The full document, released July 14 in Japanese, contains a section on the short-takeoff-and-vertical-landing variant of the Lockheed Martin aircraft, noting that with regional countries making “remarkable progress” in air power modernization, the country needed to respond in kind..

The whitepaper highlighted the operational flexibility of the F-35B, noting the jet’s ability to operate without the need for long runways, which would enable the Japan Air Self-Defense Force to significantly expand the number of locations from whence the service can conduct air superiority operations.

The whitepaper noted there are currently 20 airports and air bases throughout Japan that have runways sufficiently long enough to support JASDF air superiority operations. Operating the F-35B would theoretically allow the JASDF to expand that number to 45, which would include some of the runways on Japan’s far-flung southern islands.

Japan has plans to eventually acquire 42 F-35Bs to operate alongside its planned fleet of 105 conventional-takeoff-and-landing F-35As, making it the top customer of the F-35 outside the United States.

The 42 F-35Bs include 18 to be contracted over the next five years, with Japan setting aside approximately $795 million in its current defense budget to acquire six. It is also converting the helicopter destroyer Izumo, which has a 245-meter flight deck and was originally designed to carry helicopters primarily for anti-submarine warfare, to operate the F-35B.

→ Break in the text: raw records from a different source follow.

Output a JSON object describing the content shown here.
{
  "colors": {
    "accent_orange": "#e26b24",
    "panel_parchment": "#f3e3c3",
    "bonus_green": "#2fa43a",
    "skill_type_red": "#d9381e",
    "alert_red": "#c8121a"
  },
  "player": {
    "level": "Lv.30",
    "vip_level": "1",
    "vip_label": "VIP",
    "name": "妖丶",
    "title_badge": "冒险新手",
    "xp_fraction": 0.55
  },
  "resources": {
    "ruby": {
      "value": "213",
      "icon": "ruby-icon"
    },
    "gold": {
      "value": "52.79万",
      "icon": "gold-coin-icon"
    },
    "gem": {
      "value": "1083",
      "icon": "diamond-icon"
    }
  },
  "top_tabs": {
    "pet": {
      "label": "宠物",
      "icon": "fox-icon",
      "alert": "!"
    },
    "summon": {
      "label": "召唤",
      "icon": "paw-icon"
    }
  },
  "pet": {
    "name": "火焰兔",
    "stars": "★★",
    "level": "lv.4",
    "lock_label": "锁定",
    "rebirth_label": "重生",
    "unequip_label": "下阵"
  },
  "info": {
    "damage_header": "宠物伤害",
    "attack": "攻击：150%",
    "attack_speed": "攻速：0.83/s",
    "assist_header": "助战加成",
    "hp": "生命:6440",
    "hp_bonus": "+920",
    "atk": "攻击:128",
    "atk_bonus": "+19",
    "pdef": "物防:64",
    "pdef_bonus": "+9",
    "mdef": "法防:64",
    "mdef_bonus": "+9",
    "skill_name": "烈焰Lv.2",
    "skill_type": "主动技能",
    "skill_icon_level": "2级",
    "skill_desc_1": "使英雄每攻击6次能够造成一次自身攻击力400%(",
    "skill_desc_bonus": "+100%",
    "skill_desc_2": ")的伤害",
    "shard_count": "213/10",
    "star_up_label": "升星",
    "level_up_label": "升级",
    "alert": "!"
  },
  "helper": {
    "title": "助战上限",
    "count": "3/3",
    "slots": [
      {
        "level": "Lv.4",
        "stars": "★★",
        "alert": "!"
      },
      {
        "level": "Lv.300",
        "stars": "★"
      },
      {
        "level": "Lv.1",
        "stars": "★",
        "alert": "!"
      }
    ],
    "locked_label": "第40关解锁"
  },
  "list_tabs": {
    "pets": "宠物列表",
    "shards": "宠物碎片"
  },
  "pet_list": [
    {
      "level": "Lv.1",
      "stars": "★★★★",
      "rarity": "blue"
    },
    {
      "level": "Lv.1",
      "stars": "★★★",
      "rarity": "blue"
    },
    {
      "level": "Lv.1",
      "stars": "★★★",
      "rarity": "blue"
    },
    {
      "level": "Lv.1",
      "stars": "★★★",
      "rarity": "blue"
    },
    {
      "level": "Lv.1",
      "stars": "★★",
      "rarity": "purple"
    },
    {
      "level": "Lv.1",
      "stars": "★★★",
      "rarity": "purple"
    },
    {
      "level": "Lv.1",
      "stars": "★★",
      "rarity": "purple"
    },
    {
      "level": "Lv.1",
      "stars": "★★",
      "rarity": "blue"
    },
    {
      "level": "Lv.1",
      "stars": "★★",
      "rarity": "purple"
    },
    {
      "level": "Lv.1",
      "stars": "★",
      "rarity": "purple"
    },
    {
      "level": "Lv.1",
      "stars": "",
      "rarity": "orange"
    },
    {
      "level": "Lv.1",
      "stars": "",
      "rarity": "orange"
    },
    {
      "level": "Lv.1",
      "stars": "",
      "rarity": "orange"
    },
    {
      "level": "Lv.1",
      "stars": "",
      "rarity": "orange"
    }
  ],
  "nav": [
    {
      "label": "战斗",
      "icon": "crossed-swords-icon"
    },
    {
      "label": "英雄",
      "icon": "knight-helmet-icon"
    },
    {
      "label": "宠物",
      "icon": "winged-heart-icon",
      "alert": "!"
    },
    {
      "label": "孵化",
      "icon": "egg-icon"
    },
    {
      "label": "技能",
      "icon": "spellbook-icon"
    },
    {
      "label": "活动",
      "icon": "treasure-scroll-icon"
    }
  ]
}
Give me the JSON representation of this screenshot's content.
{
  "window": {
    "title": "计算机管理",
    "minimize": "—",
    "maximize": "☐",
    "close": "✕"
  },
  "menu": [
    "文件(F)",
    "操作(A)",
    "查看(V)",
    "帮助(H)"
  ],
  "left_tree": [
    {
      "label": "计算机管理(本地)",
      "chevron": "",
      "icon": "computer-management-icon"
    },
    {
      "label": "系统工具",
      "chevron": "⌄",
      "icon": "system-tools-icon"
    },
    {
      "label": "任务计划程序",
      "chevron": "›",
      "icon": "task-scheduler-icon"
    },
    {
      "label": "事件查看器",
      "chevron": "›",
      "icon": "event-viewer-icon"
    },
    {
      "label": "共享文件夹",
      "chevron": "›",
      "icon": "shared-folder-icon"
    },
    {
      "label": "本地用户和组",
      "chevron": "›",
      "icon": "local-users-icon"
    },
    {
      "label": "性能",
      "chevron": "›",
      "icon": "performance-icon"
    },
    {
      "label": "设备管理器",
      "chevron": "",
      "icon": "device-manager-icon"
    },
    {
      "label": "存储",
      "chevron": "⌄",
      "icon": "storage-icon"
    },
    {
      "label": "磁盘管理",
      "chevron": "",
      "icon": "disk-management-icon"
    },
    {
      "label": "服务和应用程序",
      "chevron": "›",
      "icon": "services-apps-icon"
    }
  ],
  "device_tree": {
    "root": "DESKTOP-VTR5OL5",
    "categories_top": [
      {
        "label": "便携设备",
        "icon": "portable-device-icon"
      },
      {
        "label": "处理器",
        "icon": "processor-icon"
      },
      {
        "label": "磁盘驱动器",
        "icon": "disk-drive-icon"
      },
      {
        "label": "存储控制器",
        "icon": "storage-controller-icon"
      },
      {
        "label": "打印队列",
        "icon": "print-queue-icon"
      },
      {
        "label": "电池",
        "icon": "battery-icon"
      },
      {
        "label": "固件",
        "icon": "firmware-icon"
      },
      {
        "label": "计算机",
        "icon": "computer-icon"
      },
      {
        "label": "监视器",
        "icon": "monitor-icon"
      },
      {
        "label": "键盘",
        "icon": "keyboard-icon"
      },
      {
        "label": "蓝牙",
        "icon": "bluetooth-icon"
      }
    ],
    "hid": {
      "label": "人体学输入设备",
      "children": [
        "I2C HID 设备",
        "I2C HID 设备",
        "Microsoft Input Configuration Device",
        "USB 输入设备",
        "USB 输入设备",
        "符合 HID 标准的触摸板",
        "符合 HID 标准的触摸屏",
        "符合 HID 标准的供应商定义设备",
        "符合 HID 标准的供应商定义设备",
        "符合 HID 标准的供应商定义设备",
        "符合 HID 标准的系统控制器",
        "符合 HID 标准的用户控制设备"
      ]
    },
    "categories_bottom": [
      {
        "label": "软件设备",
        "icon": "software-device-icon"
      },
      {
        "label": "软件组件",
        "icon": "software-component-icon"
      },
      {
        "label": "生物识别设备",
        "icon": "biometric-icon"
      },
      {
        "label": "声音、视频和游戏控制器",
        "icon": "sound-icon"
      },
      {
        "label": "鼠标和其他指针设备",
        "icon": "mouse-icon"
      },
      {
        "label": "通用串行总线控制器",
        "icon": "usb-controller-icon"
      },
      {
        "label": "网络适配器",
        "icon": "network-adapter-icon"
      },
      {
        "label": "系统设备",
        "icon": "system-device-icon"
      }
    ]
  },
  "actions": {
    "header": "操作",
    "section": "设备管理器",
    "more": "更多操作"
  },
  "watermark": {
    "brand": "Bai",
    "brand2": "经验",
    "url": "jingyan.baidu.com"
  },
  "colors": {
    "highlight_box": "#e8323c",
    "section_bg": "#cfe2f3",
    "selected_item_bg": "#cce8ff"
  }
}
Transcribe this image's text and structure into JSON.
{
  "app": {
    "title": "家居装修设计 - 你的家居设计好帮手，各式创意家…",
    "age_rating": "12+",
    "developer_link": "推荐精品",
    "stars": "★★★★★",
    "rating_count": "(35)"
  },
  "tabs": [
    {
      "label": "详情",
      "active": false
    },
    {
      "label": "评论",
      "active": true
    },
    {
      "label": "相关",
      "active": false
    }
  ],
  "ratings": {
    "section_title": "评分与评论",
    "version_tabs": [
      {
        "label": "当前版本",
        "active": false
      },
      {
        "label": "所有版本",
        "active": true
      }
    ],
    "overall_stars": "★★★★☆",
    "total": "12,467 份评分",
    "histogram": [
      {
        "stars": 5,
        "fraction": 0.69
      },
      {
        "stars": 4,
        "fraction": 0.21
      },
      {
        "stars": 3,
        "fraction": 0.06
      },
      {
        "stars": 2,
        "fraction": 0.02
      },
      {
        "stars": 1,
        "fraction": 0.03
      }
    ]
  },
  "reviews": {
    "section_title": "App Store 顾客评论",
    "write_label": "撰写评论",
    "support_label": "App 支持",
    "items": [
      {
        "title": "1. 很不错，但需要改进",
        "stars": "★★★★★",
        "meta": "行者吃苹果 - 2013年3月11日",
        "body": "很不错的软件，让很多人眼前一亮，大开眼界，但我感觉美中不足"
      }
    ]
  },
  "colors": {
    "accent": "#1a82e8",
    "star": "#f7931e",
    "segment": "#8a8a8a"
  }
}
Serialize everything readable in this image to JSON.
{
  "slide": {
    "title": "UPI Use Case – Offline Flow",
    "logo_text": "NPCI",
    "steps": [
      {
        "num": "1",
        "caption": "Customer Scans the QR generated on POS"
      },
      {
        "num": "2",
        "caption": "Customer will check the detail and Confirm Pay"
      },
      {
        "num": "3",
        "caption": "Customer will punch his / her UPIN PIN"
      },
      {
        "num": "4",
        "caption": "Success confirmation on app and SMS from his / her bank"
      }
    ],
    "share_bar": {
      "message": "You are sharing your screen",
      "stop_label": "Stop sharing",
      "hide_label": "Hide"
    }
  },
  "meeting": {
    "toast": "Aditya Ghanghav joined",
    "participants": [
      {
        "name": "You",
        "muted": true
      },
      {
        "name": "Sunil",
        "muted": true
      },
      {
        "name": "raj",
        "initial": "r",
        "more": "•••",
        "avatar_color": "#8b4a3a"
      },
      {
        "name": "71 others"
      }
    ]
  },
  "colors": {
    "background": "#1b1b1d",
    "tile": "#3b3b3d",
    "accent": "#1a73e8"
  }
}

The air defense challenge facing the JASDF was also highlighted in April this year, when the Ministry of Defense said the service scrambled its fighters a total of 947 times over the past year to intercept and monitor foreign military aircraft operating in the country’s air defense identification zone. Chinese aircraft accounted for 675 intercepts, and Russian aircraft Russian made up 268. (The remaining four were not identified.)

The whitepaper also noted a continuing pattern of operations conducted by military vessels and aircraft primarily from China and, to a lesser degree, Russia in the waters and airspace surrounding Japan. The government pledged to continue to closely monitor such activities.

It also noted that such activities have continued despite the COVID-19 pandemic, warning that a prolonged global pandemic “may exert various impacts on countries’ military capability.”

The government added that another potential effect of the pandemic was the likelihood that it may “expose and intensify strategic competition among countries intending to create international and regional orders more preferable to themselves and to expand their influence.” The whitepaper also accused China of spreading disinformation “amid growing social uncertainties and confusion due to the spread of infection.”

Mike Yeo is the Asia correspondent for Defense News.